I grant that there are obvious difficulties in any interpretation of such unclear and indefinite language, but I think that it is safer to adopt my interpretation,
[ 422 Pa. Page 457]
since we would be dealing with terminology and practices with which we have experience. While the majority opinion studiously avoids clearly stating that it is imposing all the rules of the tax definition of "gross estate" on the instant agreement, the computations which the majority set forth are plainly those which might be used in computing the gross estate as determined for purposes of Federal Estate Tax. I use the conditional since one familiar with the Estate Tax provisions would recognize that § 2040 of the IRC requires that the portion of jointly-held property includable in the deceased participant's gross estate depends upon what fraction of the property was contributed by each individual. However, the majority sets forth no facts supporting the figures arrived at in items three and four of its computation, and the record discloses none.
I believe that the record is insufficient to allow any computation to be made in this matter or to permit us to gauge the effect of my conclusion. Accordingly, I would remand this record to the lower court for a determination of what assets belong in the estate as inventoried by the personal representative and diminished as set forth in the agreement, and for an order for payment to Grace from the estate of an amount equal to one-third of decedent's thus diminished estate plus one-third of his life insurance proceeds.

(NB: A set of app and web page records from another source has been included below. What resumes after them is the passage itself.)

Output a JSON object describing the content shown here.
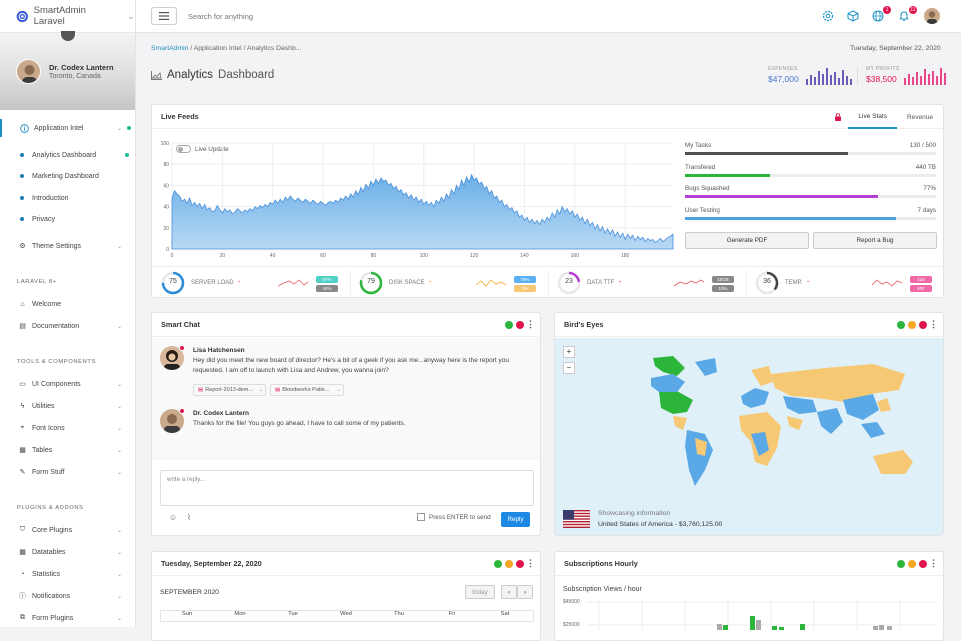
{
  "app": {
    "title": "SmartAdmin Laravel"
  },
  "profile": {
    "name": "Dr. Codex Lantern",
    "location": "Toronto, Canada"
  },
  "nav": {
    "application_intel": "Application Intel",
    "sub_items": [
      "Analytics Dashboard",
      "Marketing Dashboard",
      "Introduction",
      "Privacy"
    ],
    "theme_settings": "Theme Settings",
    "sec_laravel": "LARAVEL 8+",
    "welcome": "Welcome",
    "documentation": "Documentation",
    "sec_tools": "TOOLS & COMPONENTS",
    "ui_components": "UI Components",
    "utilities": "Utilities",
    "font_icons": "Font Icons",
    "tables": "Tables",
    "form_stuff": "Form Stuff",
    "sec_plugins": "PLUGINS & ADDONS",
    "core_plugins": "Core Plugins",
    "datatables": "Datatables",
    "statistics": "Statistics",
    "notifications": "Notifications",
    "form_plugins": "Form Plugins"
  },
  "topbar": {
    "search_placeholder": "Search for anything",
    "badge_globe": "1",
    "badge_bell": "11"
  },
  "breadcrumb": [
    "SmartAdmin",
    "Application Intel",
    "Analytics Dashb..."
  ],
  "date": "Tuesday, September 22, 2020",
  "page_title": {
    "main": "Analytics",
    "light": "Dashboard"
  },
  "stats": {
    "expenses_label": "EXPENSES",
    "expenses_value": "$47,000",
    "profits_label": "MY PROFITS",
    "profits_value": "$38,500"
  },
  "live_feeds": {
    "title": "Live Feeds",
    "tabs": [
      "Live Stats",
      "Revenue"
    ],
    "toggle_label": "Live Update",
    "bars": [
      {
        "label": "My Tasks",
        "value": "130 / 500",
        "fraction": 0.65,
        "color": "#505050"
      },
      {
        "label": "Transfered",
        "value": "440 TB",
        "fraction": 0.34,
        "color": "#2cb53b"
      },
      {
        "label": "Bugs Squashed",
        "value": "77%",
        "fraction": 0.77,
        "color": "#b53fd0"
      },
      {
        "label": "User Testing",
        "value": "7 days",
        "fraction": 0.84,
        "color": "#4aa3df"
      }
    ],
    "btn_pdf": "Generate PDF",
    "btn_bug": "Report a Bug",
    "gauges": [
      {
        "value": "75",
        "label": "SERVER LOAD",
        "color": "#2d8cd8",
        "pills": [
          "97%",
          "44%"
        ],
        "pill_colors": [
          "#4fd1c5",
          "#888"
        ]
      },
      {
        "value": "79",
        "label": "DISK SPACE",
        "color": "#2cb53b",
        "pills": [
          "76%",
          "3%"
        ],
        "pill_colors": [
          "#5ab0f0",
          "#f7c873"
        ]
      },
      {
        "value": "23",
        "label": "DATA TTF",
        "color": "#b53fd0",
        "pills": [
          "10GB",
          "10%"
        ],
        "pill_colors": [
          "#888",
          "#888"
        ]
      },
      {
        "value": "36",
        "label": "TEMP.",
        "color": "#444",
        "pills": [
          "124",
          "40F"
        ],
        "pill_colors": [
          "#f06aa8",
          "#f06aa8"
        ]
      }
    ]
  },
  "chart_data": {
    "type": "area",
    "x_ticks": [
      "0",
      "20",
      "40",
      "60",
      "80",
      "100",
      "120",
      "140",
      "160",
      "180"
    ],
    "y_ticks": [
      "0",
      "20",
      "40",
      "60",
      "80",
      "100"
    ],
    "ylim": [
      0,
      100
    ],
    "xlim": [
      0,
      199
    ],
    "y": [
      48,
      55,
      52,
      50,
      45,
      47,
      43,
      48,
      41,
      44,
      40,
      43,
      38,
      42,
      37,
      39,
      35,
      36,
      41,
      37,
      34,
      38,
      35,
      37,
      33,
      35,
      38,
      36,
      34,
      37,
      35,
      38,
      36,
      40,
      38,
      41,
      39,
      42,
      40,
      44,
      42,
      46,
      43,
      47,
      44,
      49,
      46,
      50,
      47,
      45,
      48,
      46,
      44,
      47,
      45,
      43,
      46,
      44,
      42,
      45,
      43,
      41,
      44,
      45,
      43,
      46,
      44,
      48,
      46,
      50,
      47,
      52,
      49,
      55,
      51,
      58,
      54,
      61,
      57,
      64,
      60,
      66,
      62,
      67,
      64,
      65,
      60,
      62,
      57,
      59,
      54,
      56,
      51,
      53,
      48,
      51,
      46,
      49,
      44,
      47,
      42,
      45,
      41,
      44,
      40,
      46,
      43,
      49,
      45,
      52,
      48,
      56,
      52,
      60,
      56,
      65,
      60,
      68,
      63,
      70,
      65,
      67,
      61,
      63,
      57,
      59,
      52,
      55,
      48,
      50,
      44,
      46,
      40,
      42,
      37,
      39,
      34,
      36,
      30,
      32,
      27,
      30,
      25,
      28,
      24,
      27,
      23,
      28,
      25,
      30,
      27,
      34,
      30,
      37,
      33,
      40,
      35,
      38,
      33,
      36,
      30,
      33,
      27,
      30,
      24,
      28,
      22,
      25,
      19,
      23,
      17,
      21,
      15,
      19,
      14,
      18,
      12,
      16,
      11,
      15,
      9,
      14,
      10,
      13,
      8,
      12,
      9,
      11,
      7,
      10,
      8,
      9,
      6,
      8,
      10,
      7,
      9,
      11,
      12,
      14
    ]
  },
  "chat": {
    "title": "Smart Chat",
    "messages": [
      {
        "name": "Lisa Hatchensen",
        "text1": "Hey did you meet the new board of director? He's a bit of a geek if you ask me...anyway here is the report you",
        "text2": "requested. I am off to launch with Lisa and Andrew, you wanna join?"
      },
      {
        "name": "Dr. Codex Lantern",
        "text1": "Thanks for the file! You guys go ahead, I have to call some of my patients.",
        "text2": ""
      }
    ],
    "attachments": [
      "Report-2013-dem...",
      "Bloodworks Patie..."
    ],
    "reply_placeholder": "write a reply...",
    "enter_label": "Press ENTER to send",
    "send": "Reply"
  },
  "map": {
    "title": "Bird's Eyes",
    "info_label": "Showcasing information",
    "info_value": "United States of America - $3,760,125.00",
    "zoom_in": "+",
    "zoom_out": "−"
  },
  "calendar": {
    "title": "Tuesday, September 22, 2020",
    "month": "SEPTEMBER 2020",
    "today": "today",
    "prev": "‹",
    "next": "›",
    "days": [
      "Sun",
      "Mon",
      "Tue",
      "Wed",
      "Thu",
      "Fri",
      "Sat"
    ]
  },
  "subs": {
    "title": "Subscriptions Hourly",
    "subtitle": "Subscription Views / hour",
    "ticks": [
      "$45000",
      "$25000"
    ]
  }
}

Dissenting Opinion by Mr. Justice Eagen:
I am not persuaded that when the testator caused his will to be prepared and used the words "gross estate" therein, that he was thinking in terms of his estate as computed for federal estate tax purposes, or intended that his first wife would receive one-third of the total so computed. Moreover, interpreting the
[ 422 Pa. Page 458]
words "gross estate" in such a manner (which is what the lower court did and said so and what this Court does without saying so) could lead to an unfair and unrealistic result, if not in this case then in one that may come tomorrow.
For instance, if the testator at the time of his death held title to property jointly with his first wife with the right of survivorship attached, title to this property would pass completely to the first wife by operation of Pennsylvania law. Its total value would also be included in the computation of the value of the estate for federal estate tax purposes. Under the Majority's construction of the present will, the first wife would receive not only complete title to the property involved but, in addition, one-third of its value as her share of the gross estate as computed for federal tax purposes. In other words, she would receive four-thirds of the value of the one property. I cannot conceive that the testator intended any such thing.